Cuckoo for Cronuts (Part 2): insane lineups, black-market shenanigans and Toronto’s own takes on the cultish confection
Instead of peaking early and fizzling out like Double Downs, cake pops and other short-lived food fads, the cronut craze is gaining momentum. More than two months after the Dominique Ansel Bakery in Manhattan unveiled the part-croissant, part-doughnut Frankenpastry, lineups are still snaking city blocks, news outlets are still clamoring to cover the sugar-fuelled madness and the bakery has even launched an elaborate new cronut FAQ page. Here, the latest, and silliest, of the cro-sanity.

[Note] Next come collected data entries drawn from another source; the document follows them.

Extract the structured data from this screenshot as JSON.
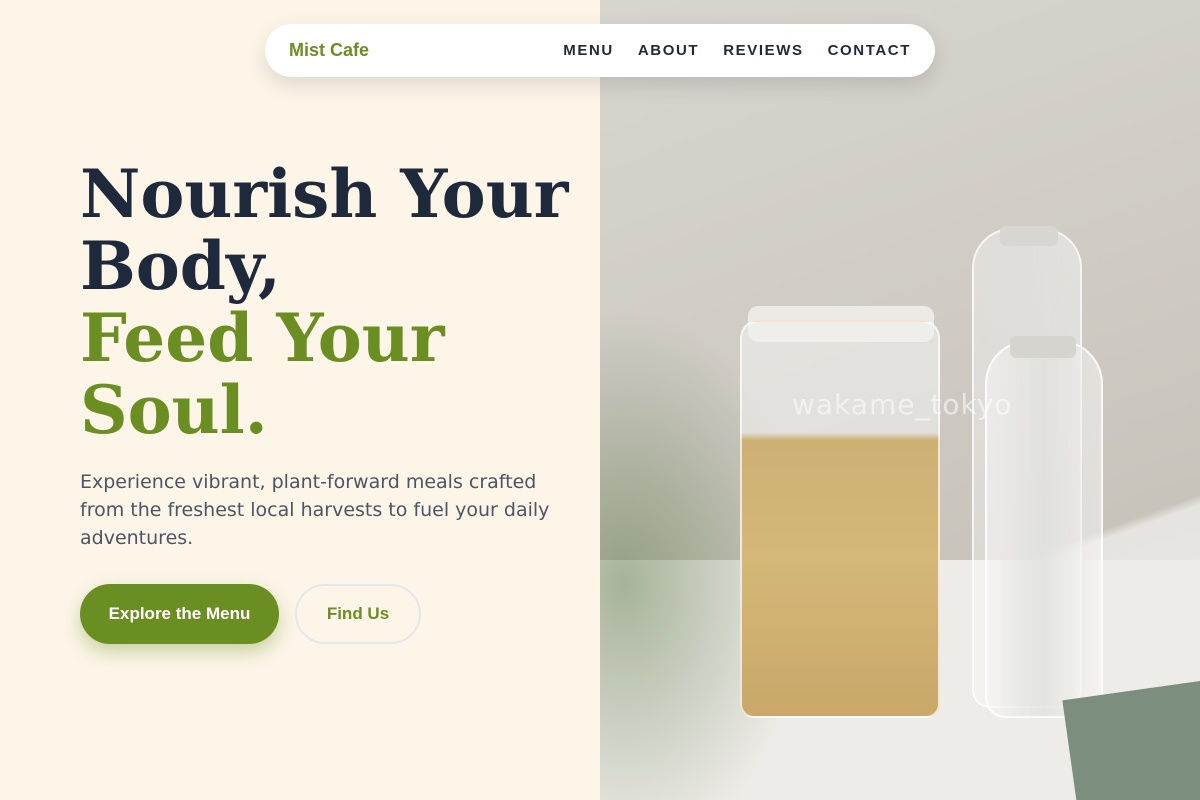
{
  "nav": {
    "brand": "Mist Cafe",
    "links": [
      "MENU",
      "ABOUT",
      "REVIEWS",
      "CONTACT"
    ]
  },
  "hero": {
    "title_line1": "Nourish Your",
    "title_line2": "Body,",
    "title_accent_line1": "Feed Your",
    "title_accent_line2": "Soul.",
    "subtitle": "Experience vibrant, plant-forward meals crafted from the freshest local harvests to fuel your daily adventures.",
    "primary_button": "Explore the Menu",
    "secondary_button": "Find Us"
  },
  "photo": {
    "watermark": "wakame_tokyo"
  },
  "colors": {
    "accent": "#6b8e23",
    "heading": "#1e2a3b",
    "background": "#fdf5e8"
  }
}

• People are being really mean to the man behind the pastry
Rival bakery bullies, vegan propagandists and assorted oddballs have gotten so intense with their criticism that Dominique Ansel has resorted to issuing lengthy, defensive statements via Facebook.

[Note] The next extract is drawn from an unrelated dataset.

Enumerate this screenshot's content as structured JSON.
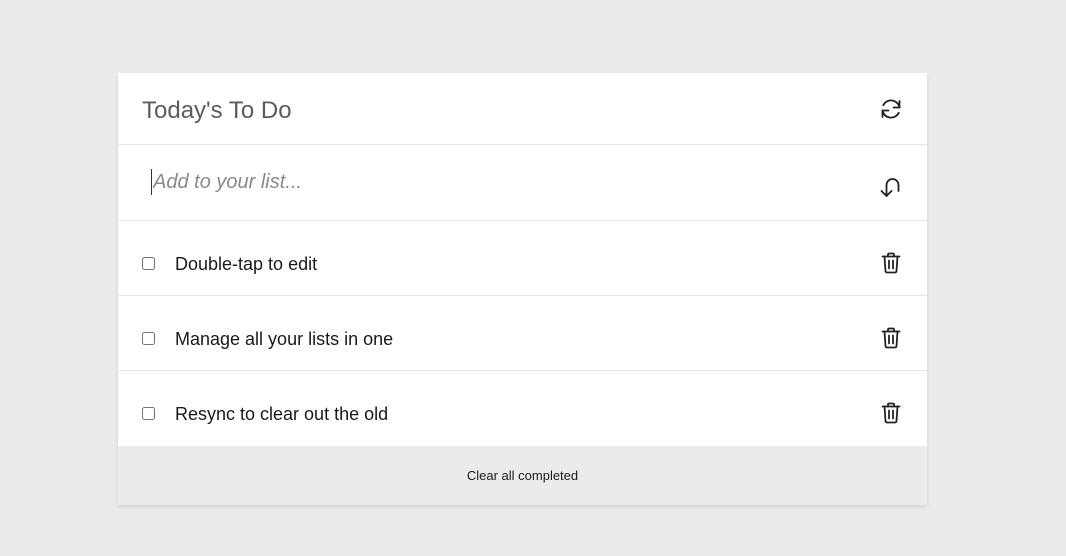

• Cronut scalping has become a viable career…
At a reported $12 an hour, it beats New York’s minimum wage by almost five bucks and you get to spend lots of time outdoors. A word of caution: the bakery staff has been known to throw suspected scalpers out of the queue.
• …and a possible way to get laid
Opinions were divided on whether this super-creepy, NSFW Craigslist ad was a legit proposition until the writer admitted it was just a joke. The scariest part: after everything else, it didn’t seem that crazy.

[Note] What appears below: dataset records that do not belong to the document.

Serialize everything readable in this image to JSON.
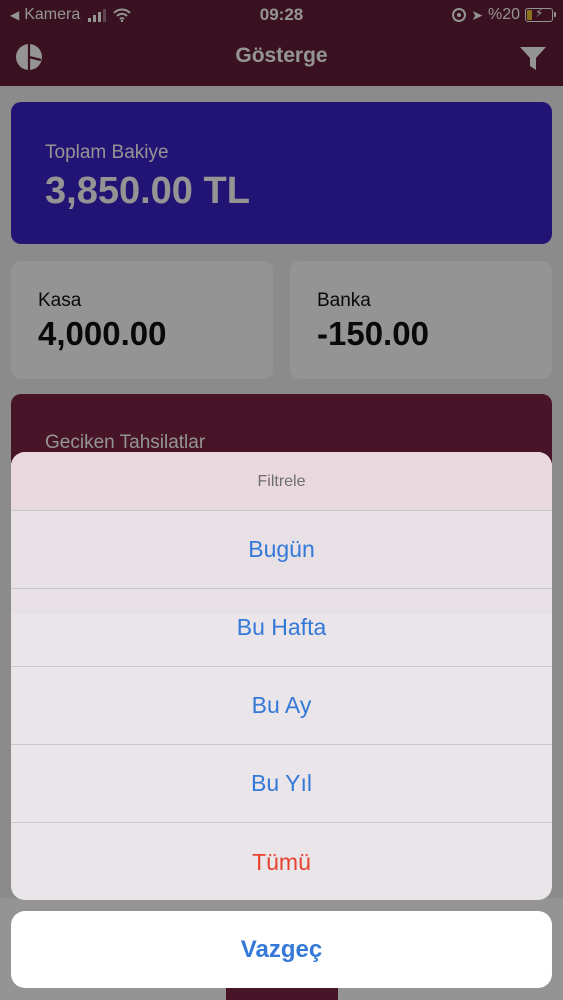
{
  "status_bar": {
    "back_glyph": "◀",
    "carrier": "Kamera",
    "time": "09:28",
    "battery": "%20",
    "battery_level": 0.2,
    "icons": [
      "signal-icon",
      "wifi-icon",
      "orientation-lock-icon",
      "location-icon",
      "battery-icon"
    ]
  },
  "nav": {
    "title": "Gösterge",
    "left_icon": "pie-chart-icon",
    "right_icon": "filter-icon"
  },
  "dashboard": {
    "total": {
      "label": "Toplam Bakiye",
      "value": "3,850.00 TL"
    },
    "kasa": {
      "label": "Kasa",
      "value": "4,000.00"
    },
    "banka": {
      "label": "Banka",
      "value": "-150.00"
    },
    "late": {
      "label": "Geciken Tahsilatlar"
    }
  },
  "action_sheet": {
    "title": "Filtrele",
    "options": [
      {
        "label": "Bugün"
      },
      {
        "label": "Bu Hafta"
      },
      {
        "label": "Bu Ay"
      },
      {
        "label": "Bu Yıl"
      },
      {
        "label": "Tümü"
      }
    ],
    "cancel": "Vazgeç"
  },
  "colors": {
    "nav": "#641e3a",
    "total_card": "#3b23c9",
    "late_card": "#7a2445",
    "action_blue": "#3478d8",
    "destructive_red": "#e8412e"
  }
}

• Toronto shops are making their own cronut creations
“Cronut holes” made an appearance at The Stop’s annual Night Market; Clafouti is selling a mutant confection called the “Crookie”, which appears to be a croissant stuffed with Oreos; and Loblaws is claiming to be the original cronut inventor (which would be cool if its so-called cronuts didn’t look exactly like plain old croissants).